Of course haha. Apologies if I wasn't clear, my point was these three things apply to everything, but it doesn't have to be those 3 things at once.

The main point is basically, challenge in itself isn't fun because it is challenging (a lot of things are hard in life for example but nobody wants to do them). What I meant by this is, the challenge has to make you feel like you're competent
FOr example in my game I have one enemy that dies with a single bullet and is slow. I have another one that is fast and has a ton of health (the second one is more similar to yours but not really, slower and a lot more health)

Alone the second one is boring even though he's tough. Because you end out just walking backwards for maybe 60 seconds in a row and you keep shooting. IT's not as fun as I thought it would be.
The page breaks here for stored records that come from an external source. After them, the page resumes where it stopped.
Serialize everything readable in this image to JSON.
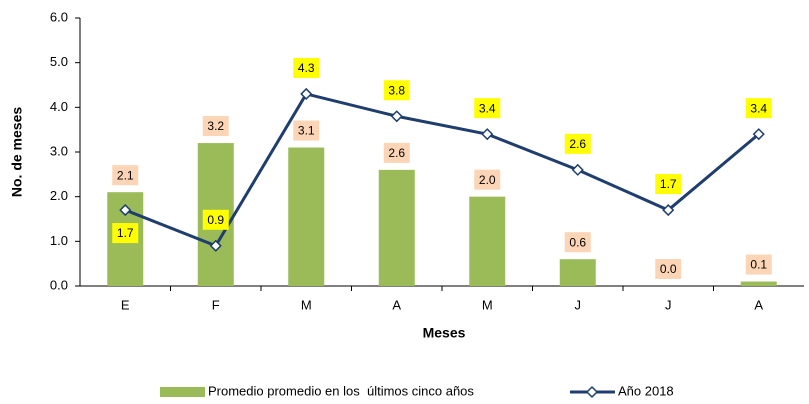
{
  "chart_data": {
    "type": "bar",
    "categories": [
      "E",
      "F",
      "M",
      "A",
      "M",
      "J",
      "J",
      "A"
    ],
    "x_label": "Meses",
    "y_label": "No. de meses",
    "ylim": [
      0,
      6
    ],
    "yticks": [
      {
        "value": 0,
        "label": "0.0"
      },
      {
        "value": 1,
        "label": "1.0"
      },
      {
        "value": 2,
        "label": "2.0"
      },
      {
        "value": 3,
        "label": "3.0"
      },
      {
        "value": 4,
        "label": "4.0"
      },
      {
        "value": 5,
        "label": "5.0"
      },
      {
        "value": 6,
        "label": "6.0"
      }
    ],
    "series": [
      {
        "name": "Promedio promedio en los  últimos cinco años",
        "type": "bar",
        "color": "#9bbb59",
        "label_color": "#fbd5b5",
        "values": [
          2.1,
          3.2,
          3.1,
          2.6,
          2.0,
          0.6,
          0.0,
          0.1
        ],
        "value_labels": [
          "2.1",
          "3.2",
          "3.1",
          "2.6",
          "2.0",
          "0.6",
          "0.0",
          "0.1"
        ]
      },
      {
        "name": "Año 2018",
        "type": "line",
        "color": "#1f3d6d",
        "label_color": "#ffff00",
        "values": [
          1.7,
          0.9,
          4.3,
          3.8,
          3.4,
          2.6,
          1.7,
          3.4
        ],
        "value_labels": [
          "1.7",
          "0.9",
          "4.3",
          "3.8",
          "3.4",
          "2.6",
          "1.7",
          "3.4"
        ]
      }
    ]
  }
}
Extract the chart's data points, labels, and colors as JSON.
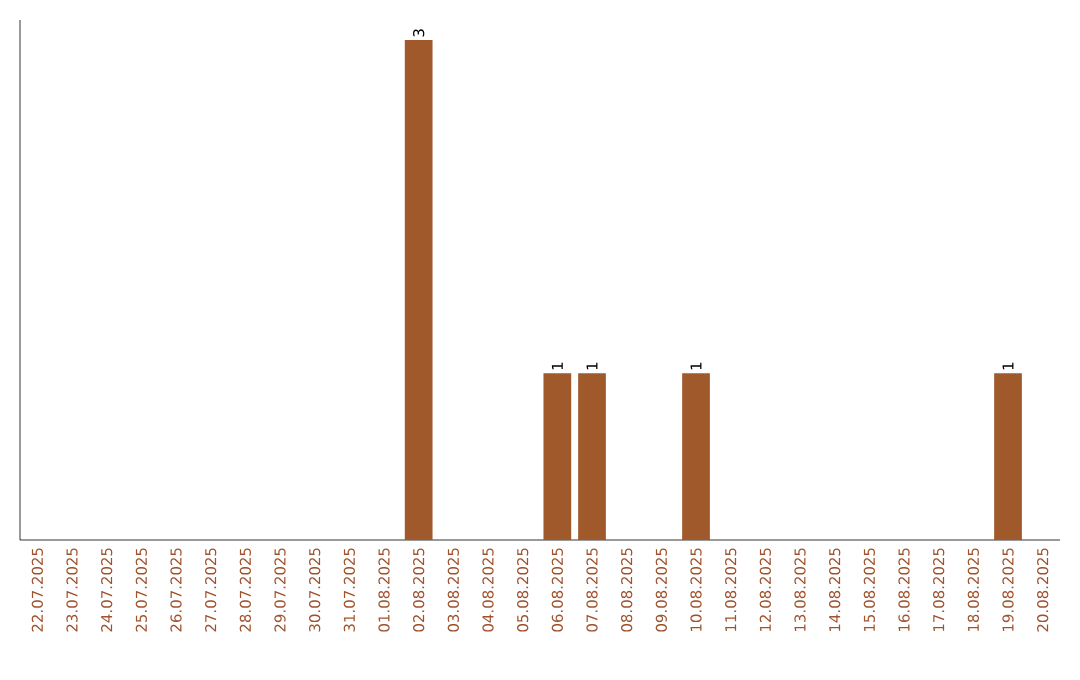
{
  "chart_data": {
    "type": "bar",
    "categories": [
      "22.07.2025",
      "23.07.2025",
      "24.07.2025",
      "25.07.2025",
      "26.07.2025",
      "27.07.2025",
      "28.07.2025",
      "29.07.2025",
      "30.07.2025",
      "31.07.2025",
      "01.08.2025",
      "02.08.2025",
      "03.08.2025",
      "04.08.2025",
      "05.08.2025",
      "06.08.2025",
      "07.08.2025",
      "08.08.2025",
      "09.08.2025",
      "10.08.2025",
      "11.08.2025",
      "12.08.2025",
      "13.08.2025",
      "14.08.2025",
      "15.08.2025",
      "16.08.2025",
      "17.08.2025",
      "18.08.2025",
      "19.08.2025",
      "20.08.2025"
    ],
    "values": [
      0,
      0,
      0,
      0,
      0,
      0,
      0,
      0,
      0,
      0,
      0,
      3,
      0,
      0,
      0,
      1,
      1,
      0,
      0,
      1,
      0,
      0,
      0,
      0,
      0,
      0,
      0,
      0,
      1,
      0
    ],
    "value_labels": [
      null,
      null,
      null,
      null,
      null,
      null,
      null,
      null,
      null,
      null,
      null,
      "3",
      null,
      null,
      null,
      "1",
      "1",
      null,
      null,
      "1",
      null,
      null,
      null,
      null,
      null,
      null,
      null,
      null,
      "1",
      null
    ],
    "color": "#a0592a"
  }
}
The slow one however, I put a ton of them (100 to 200). Then the player has to run around and try avoiding them - they die instantly but because there's a lot of them, it becomes funs. You feel super great trying to avoid each one coming at you while shooting the other ones - it's more planning and moving/avoiding than it is shooting. If there was an escape route and I removed the gun it'd be just as fun

"I take Rami Ismael's approach to feedback, and I usually just try to find my own solutions to problems that people find, rather than their solutions- unless those solutions really fit- like the slow one (which I'll still probably somewhat modify, but could be incredibly great to the game overall)"
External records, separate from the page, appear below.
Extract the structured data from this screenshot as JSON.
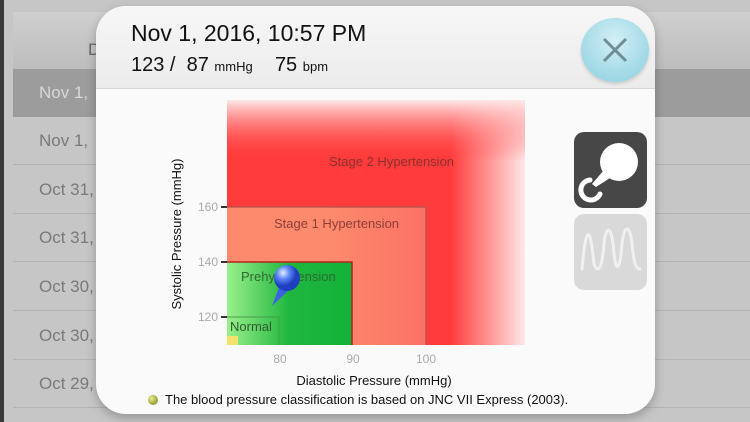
{
  "list": {
    "header": "D",
    "rows": [
      "Nov 1,",
      "Nov 1,",
      "Oct 31,",
      "Oct 31,",
      "Oct 30,",
      "Oct 30,",
      "Oct 29,"
    ],
    "selected_index": 0
  },
  "modal": {
    "title": "Nov 1, 2016, 10:57 PM",
    "systolic": "123 /",
    "diastolic": "87",
    "pressure_unit": "mmHg",
    "pulse": "75",
    "pulse_unit": "bpm",
    "close_icon": "close-x-icon",
    "side_buttons": [
      {
        "icon": "blood-pressure-bulb-icon",
        "active": true
      },
      {
        "icon": "pulse-wave-icon",
        "active": false
      }
    ],
    "note": "The blood pressure classification is based on JNC VII Express (2003)."
  },
  "chart": {
    "xlabel": "Diastolic Pressure (mmHg)",
    "ylabel": "Systolic Pressure (mmHg)",
    "xticks": [
      "80",
      "90",
      "100"
    ],
    "yticks": [
      "160",
      "140",
      "120"
    ],
    "zones": [
      "Stage 2 Hypertension",
      "Stage 1 Hypertension",
      "Prehypertension",
      "Normal"
    ],
    "colors": {
      "stage2": "#ff3b3b",
      "stage1": "#fd8a6c",
      "prehypertension": "#13b23a",
      "normal": "#5fd45f",
      "marker": "#3d6cf0"
    }
  }
}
I agree 100% with that. I give you my thoughts that I think are worth sharing, if it gives you ideas it's great, if it doesn't fit it's totally fine.
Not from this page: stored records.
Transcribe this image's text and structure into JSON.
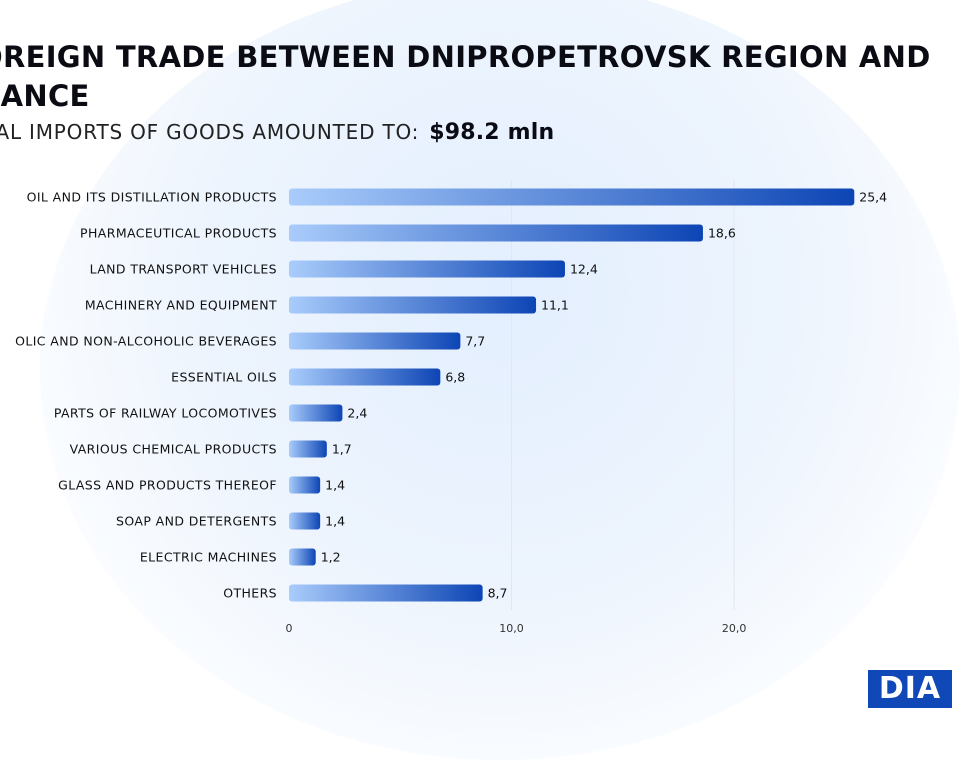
{
  "title": "OREIGN TRADE BETWEEN DNIPROPETROVSK REGION AND RANCE",
  "title_line1": "OREIGN TRADE BETWEEN DNIPROPETROVSK REGION AND",
  "title_line2": "RANCE",
  "subtitle": "TAL IMPORTS OF GOODS AMOUNTED TO:",
  "total": "$98.2 mln",
  "logo_text": "DIA",
  "colors": {
    "bar_start": "#a9ccfb",
    "bar_end": "#0d45b5",
    "logo": "#1148b8"
  },
  "chart_data": {
    "type": "bar",
    "orientation": "horizontal",
    "categories": [
      "OIL AND ITS DISTILLATION PRODUCTS",
      "PHARMACEUTICAL PRODUCTS",
      "LAND TRANSPORT VEHICLES",
      "MACHINERY AND EQUIPMENT",
      "OLIC AND NON-ALCOHOLIC BEVERAGES",
      "ESSENTIAL OILS",
      "PARTS OF RAILWAY LOCOMOTIVES",
      "VARIOUS CHEMICAL PRODUCTS",
      "GLASS AND PRODUCTS THEREOF",
      "SOAP AND DETERGENTS",
      "ELECTRIC MACHINES",
      "OTHERS"
    ],
    "values": [
      25.4,
      18.6,
      12.4,
      11.1,
      7.7,
      6.8,
      2.4,
      1.7,
      1.4,
      1.4,
      1.2,
      8.7
    ],
    "value_labels": [
      "25,4",
      "18,6",
      "12,4",
      "11,1",
      "7,7",
      "6,8",
      "2,4",
      "1,7",
      "1,4",
      "1,4",
      "1,2",
      "8,7"
    ],
    "x_ticks": [
      0,
      10,
      20
    ],
    "x_tick_labels": [
      "0",
      "10,0",
      "20,0"
    ],
    "xlim": [
      0,
      26.6
    ],
    "grid": true
  }
}
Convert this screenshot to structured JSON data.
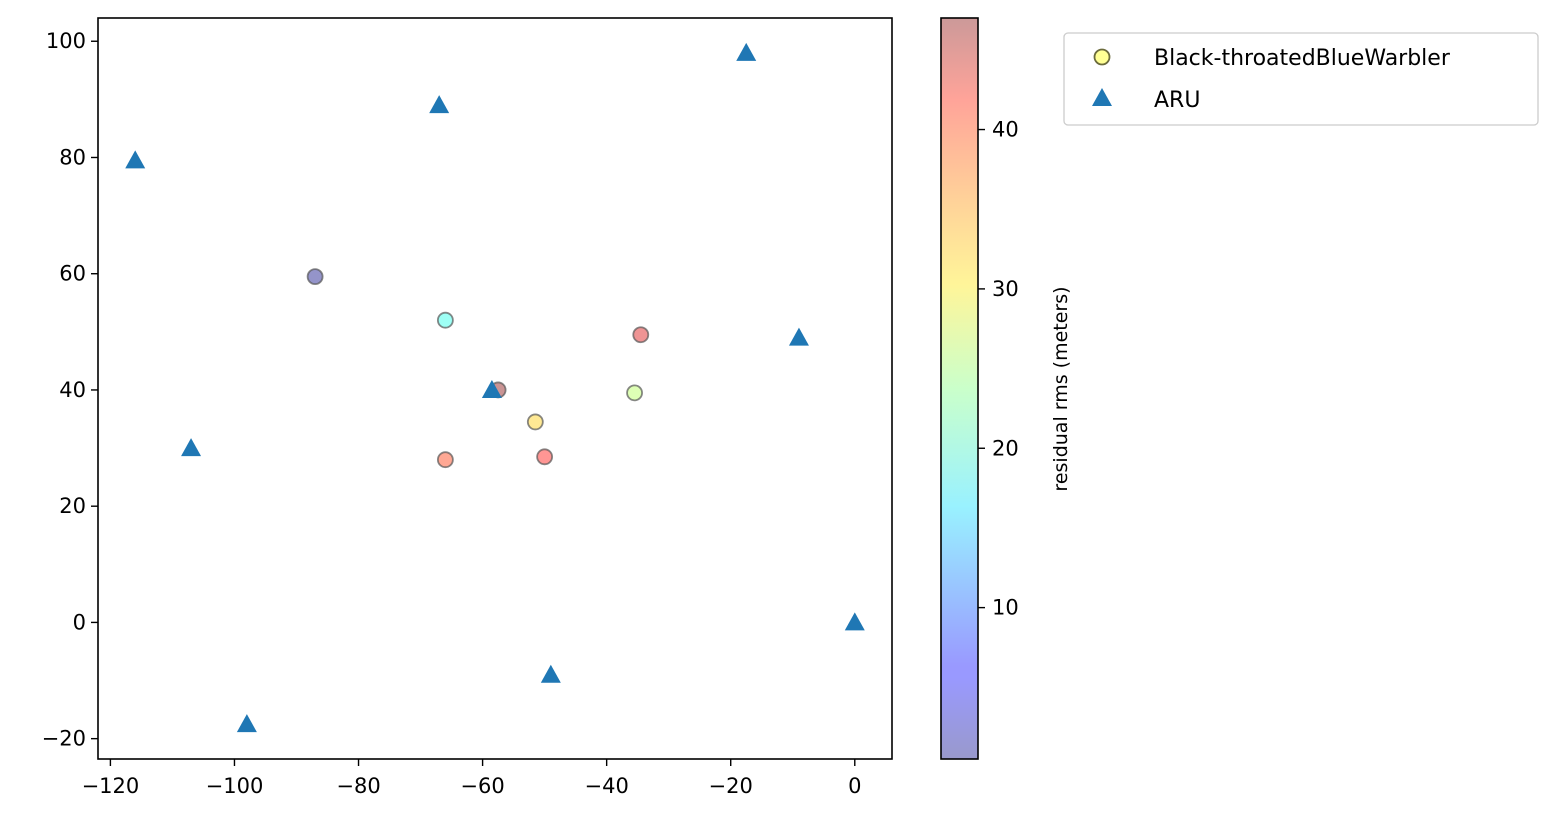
{
  "chart_data": {
    "type": "scatter",
    "title": "",
    "xlabel": "",
    "ylabel": "",
    "xlim": [
      -122,
      6
    ],
    "ylim": [
      -23.5,
      104
    ],
    "xticks": [
      -120,
      -100,
      -80,
      -60,
      -40,
      -20,
      0
    ],
    "yticks": [
      -20,
      0,
      20,
      40,
      60,
      80,
      100
    ],
    "grid": false,
    "legend_position": "outside-top-right",
    "series": [
      {
        "name": "Black-throatedBlueWarbler",
        "marker": "circle",
        "color_by": "residual rms (meters)",
        "points": [
          {
            "x": -87,
            "y": 59.5,
            "rms": 0.5
          },
          {
            "x": -66,
            "y": 52,
            "rms": 19
          },
          {
            "x": -34.5,
            "y": 49.5,
            "rms": 43
          },
          {
            "x": -57.5,
            "y": 40,
            "rms": 47
          },
          {
            "x": -35.5,
            "y": 39.5,
            "rms": 26
          },
          {
            "x": -51.5,
            "y": 34.5,
            "rms": 32
          },
          {
            "x": -66,
            "y": 28,
            "rms": 39
          },
          {
            "x": -50,
            "y": 28.5,
            "rms": 41
          }
        ]
      },
      {
        "name": "ARU",
        "marker": "triangle",
        "color": "#1f77b4",
        "points": [
          {
            "x": -17.5,
            "y": 98
          },
          {
            "x": -67,
            "y": 89
          },
          {
            "x": -116,
            "y": 79.5
          },
          {
            "x": -9,
            "y": 49
          },
          {
            "x": -58.5,
            "y": 40
          },
          {
            "x": -107,
            "y": 30
          },
          {
            "x": 0,
            "y": 0
          },
          {
            "x": -49,
            "y": -9
          },
          {
            "x": -98,
            "y": -17.5
          }
        ]
      }
    ],
    "colorbar": {
      "label": "residual rms (meters)",
      "range": [
        0.5,
        47
      ],
      "ticks": [
        10,
        20,
        30,
        40
      ],
      "colormap": "jet",
      "alpha": 0.4
    }
  }
}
"but I take Rami Ismael's approach"
I love this guy!

"And, please post it's name here when it's on itch.io, I'd love to see it once it's uploaded!"
Almost hahahaa. I wasted a lot of time today but I'm uploading it later tonight.

Hehe, true. Though, to be honest, I guess you're right, and it's usually recommended to have all three in games, or at least a really strong sense of one of them, depending on your design.

Hmm, true. Certain enemy combinations compliment each other a lot- like, for an instance, the "Jackals" in Halo and the "Hunters"- which together, have the Hunter's deadly shot from afar, and spray of tiny Jackal plasma bullets, or the Hunter's even deadlier charge if the player were to come up close to them- which turns fighting them together into a desperate, action packed (and really risky) charge or a slow, hard, fire-fight. Stuff like that usually signals the end game, because it's rather challenging-
Same happens in some encounters in dark souls, in which a single enemy is pretty hard on his own, but in certain situations, or with some of his friends, can actually become a serious death threat.

Huh, sounds pretty interesting- I guess the "nugget" of that experience is the crazy, skill-based chase. I'd definitely love to play that game.

I'm glad you agree!

I'll check your game out a bit later, since I have A LOT to do- I recently have had creative blocks in the beginning of weeks, or "indecisiveness", which usually results in a greater crunch-period near the end of projects- which is probably now. But hey, I finally managed to get "Unity Remote" to work, which means that I work on Android projects in the future, maybe!